Online Event
Tuesday, April 9, 2024 from 10:00-11:00am EDT
Vassily Klimentov will be discussing his book, A Slow Reckoning: The USSR, the Afghan Communists, and Islam, published by Northern Illinois University Press / Cornell University Press.
A Slow Reckoning examines the Soviet Union’s and the Afghan Communists’ views of and policies toward Islam and Islamism during the Soviet-Afghan War (1979–1989). As Klimentov demonstrates, the Soviet and Communist Afghan disregard for Islam was telling of the overall Communist approach to reforming Afghanistan and helps explain the failure of their modernization project. The book also discusses Soviet attitudes toward Islamism in the late 1980s as Arab foreign fighters joined the Mujahideen in fighting the Soviets in Afghanistan. Drawing on his book’s findings, Vassily Klimentov will also explain how the Soviet experience in Afghanistan is important to understanding both the US failure in Afghanistan in the 2000s and conflicts involving Russia in the post-Soviet space.
SPEAKERS
Vassily Klimentov is a Swiss National Science Foundation (SNF) Postdoctoral Fellow and Lecturer at the University of Zurich. He was previously an SNF Postdoctoral Fellow at the Robert Schuman Centre for Advanced Studies at the European University Institute in Florence. He received his PhD in International History and International Relations/Political Science from the Graduate Institute of International and Development Studies in Geneva.
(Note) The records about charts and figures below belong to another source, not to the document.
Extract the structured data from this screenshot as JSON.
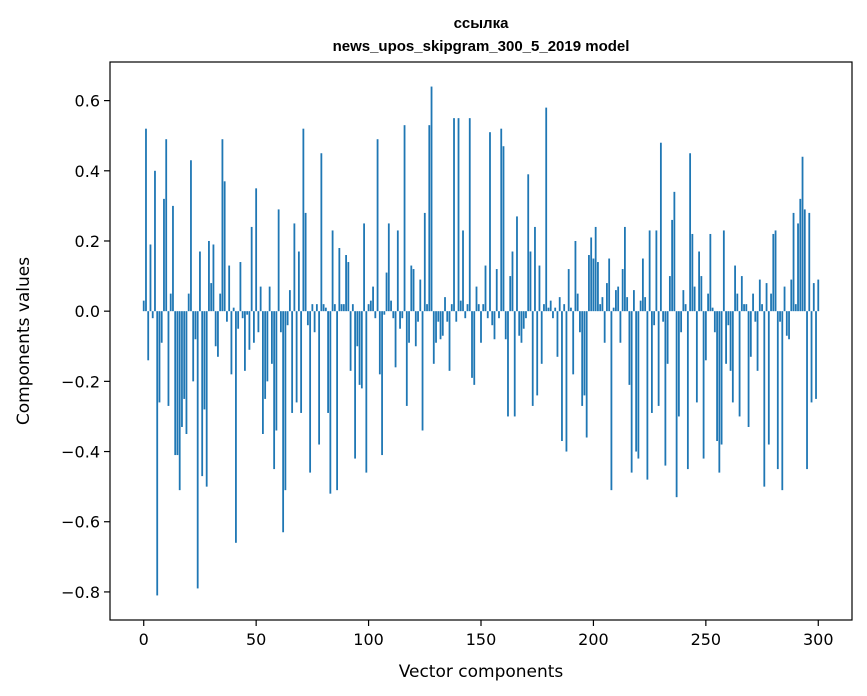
{
  "chart_data": {
    "type": "bar",
    "title": "ссылка",
    "subtitle": "news_upos_skipgram_300_5_2019 model",
    "xlabel": "Vector components",
    "ylabel": "Components values",
    "xlim": [
      -15,
      315
    ],
    "ylim": [
      -0.88,
      0.71
    ],
    "xticks": [
      0,
      50,
      100,
      150,
      200,
      250,
      300
    ],
    "xtick_labels": [
      "0",
      "50",
      "100",
      "150",
      "200",
      "250",
      "300"
    ],
    "yticks": [
      -0.8,
      -0.6,
      -0.4,
      -0.2,
      0.0,
      0.2,
      0.4,
      0.6
    ],
    "ytick_labels": [
      "−0.8",
      "−0.6",
      "−0.4",
      "−0.2",
      "0.0",
      "0.2",
      "0.4",
      "0.6"
    ],
    "bar_color": "#1f77b4",
    "grid": false,
    "values": [
      0.03,
      0.52,
      -0.14,
      0.19,
      -0.02,
      0.4,
      -0.81,
      -0.26,
      -0.09,
      0.32,
      0.49,
      -0.27,
      0.05,
      0.3,
      -0.41,
      -0.41,
      -0.51,
      -0.33,
      -0.25,
      -0.35,
      0.05,
      0.43,
      -0.2,
      -0.08,
      -0.79,
      0.17,
      -0.47,
      -0.28,
      -0.5,
      0.2,
      0.08,
      0.19,
      -0.1,
      -0.13,
      0.05,
      0.49,
      0.37,
      -0.03,
      0.13,
      -0.18,
      0.01,
      -0.66,
      -0.05,
      0.14,
      -0.02,
      -0.17,
      -0.01,
      -0.11,
      0.24,
      -0.09,
      0.35,
      -0.06,
      0.07,
      -0.35,
      -0.25,
      -0.2,
      0.07,
      -0.15,
      -0.45,
      -0.34,
      0.29,
      -0.06,
      -0.63,
      -0.51,
      -0.04,
      0.06,
      -0.29,
      0.25,
      -0.26,
      0.17,
      -0.29,
      0.52,
      0.28,
      -0.04,
      -0.46,
      0.02,
      -0.06,
      0.02,
      -0.38,
      0.45,
      0.02,
      0.01,
      -0.29,
      -0.52,
      0.23,
      0.02,
      -0.51,
      0.18,
      0.02,
      0.02,
      0.16,
      0.14,
      -0.17,
      0.02,
      -0.42,
      -0.1,
      -0.21,
      -0.22,
      0.25,
      -0.46,
      0.02,
      0.03,
      0.07,
      -0.02,
      0.49,
      -0.18,
      -0.41,
      -0.01,
      0.11,
      0.25,
      0.03,
      -0.02,
      -0.16,
      0.23,
      -0.05,
      -0.02,
      0.53,
      -0.27,
      -0.09,
      0.13,
      0.12,
      -0.1,
      -0.03,
      0.09,
      -0.34,
      0.28,
      0.02,
      0.53,
      0.64,
      -0.15,
      -0.09,
      -0.03,
      -0.08,
      -0.07,
      0.04,
      -0.03,
      -0.17,
      0.02,
      0.55,
      -0.03,
      0.55,
      0.03,
      0.23,
      -0.02,
      0.02,
      0.55,
      -0.19,
      -0.21,
      0.07,
      0.02,
      -0.09,
      0.02,
      0.13,
      -0.02,
      0.51,
      -0.04,
      -0.08,
      0.12,
      -0.02,
      0.52,
      0.47,
      -0.08,
      -0.3,
      0.1,
      0.17,
      -0.3,
      0.27,
      -0.07,
      -0.09,
      -0.05,
      -0.02,
      0.39,
      0.17,
      -0.27,
      0.24,
      -0.24,
      0.13,
      -0.15,
      0.02,
      0.58,
      0.01,
      0.03,
      -0.02,
      0.01,
      -0.13,
      0.04,
      -0.37,
      0.02,
      -0.4,
      0.12,
      0.01,
      -0.18,
      0.2,
      0.05,
      -0.06,
      -0.27,
      -0.24,
      -0.36,
      0.16,
      0.21,
      0.15,
      0.24,
      0.14,
      0.02,
      0.04,
      -0.09,
      0.08,
      0.15,
      -0.51,
      0.01,
      0.06,
      0.07,
      -0.09,
      0.12,
      0.24,
      0.04,
      -0.21,
      -0.46,
      0.06,
      -0.4,
      -0.42,
      0.03,
      0.15,
      0.04,
      -0.48,
      0.23,
      -0.29,
      -0.04,
      0.23,
      -0.27,
      0.48,
      -0.03,
      -0.44,
      -0.15,
      0.1,
      0.26,
      0.34,
      -0.53,
      -0.3,
      -0.06,
      0.06,
      0.02,
      -0.45,
      0.45,
      0.22,
      0.07,
      -0.26,
      0.17,
      0.1,
      -0.42,
      -0.14,
      0.05,
      0.22,
      0.01,
      -0.06,
      -0.37,
      -0.46,
      -0.38,
      0.23,
      -0.15,
      -0.04,
      -0.17,
      -0.26,
      0.13,
      0.05,
      -0.3,
      0.1,
      0.02,
      0.02,
      -0.33,
      -0.13,
      0.05,
      -0.03,
      -0.17,
      0.09,
      0.02,
      -0.5,
      0.08,
      -0.38,
      0.05,
      0.22,
      0.23,
      -0.45,
      -0.03,
      -0.51,
      0.07,
      -0.07,
      -0.08,
      0.09,
      0.28,
      0.02,
      0.25,
      0.32,
      0.44,
      0.29,
      -0.45,
      0.28,
      -0.26,
      0.08,
      -0.25,
      0.09
    ]
  }
}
Prior to this, he had spent several years as an aid worker, including for two years in the Middle East.
Artemy Kalinovsky is Professor of Russian, Soviet, and post-Soviet Studies at Temple University. He earned his BA from The George Washington University and his MA and PhD from the London School of Economics, after which he spent a decade teaching at the University of Amsterdam. His first book was A Long Goodbye: The Soviet Withdrawal from Afghanistan (Harvard University Press, 2011). His second book, Laboratory of Socialist Development: Cold War Politics and Decolonization in Soviet Tajikistan (Cornell University Press, 2018), won the Davis and Hewett prizes from the Association of Slavic, East European, and Eurasian Studies. He is currently working on a project that studies the legacies of socialist development in contemporary Central Asia to examine entanglements between socialist and capitalist development approaches in the late 20th century.
MODERATOR
Aitolkyn Kurmanova is the Senior Editor of Central Asian Analytical Network (CAAN) and Voices on Central Asia. She is a producer, multimedia editor (English and Russian), and founder of several media projects, including analytical journals, podcasts, and cultural programs on Central Asia. She is also a consultant and researcher on Central Asia’s political risks and economic strategies and authored several studies on regional economic cooperation, trade, commodity and financial markets.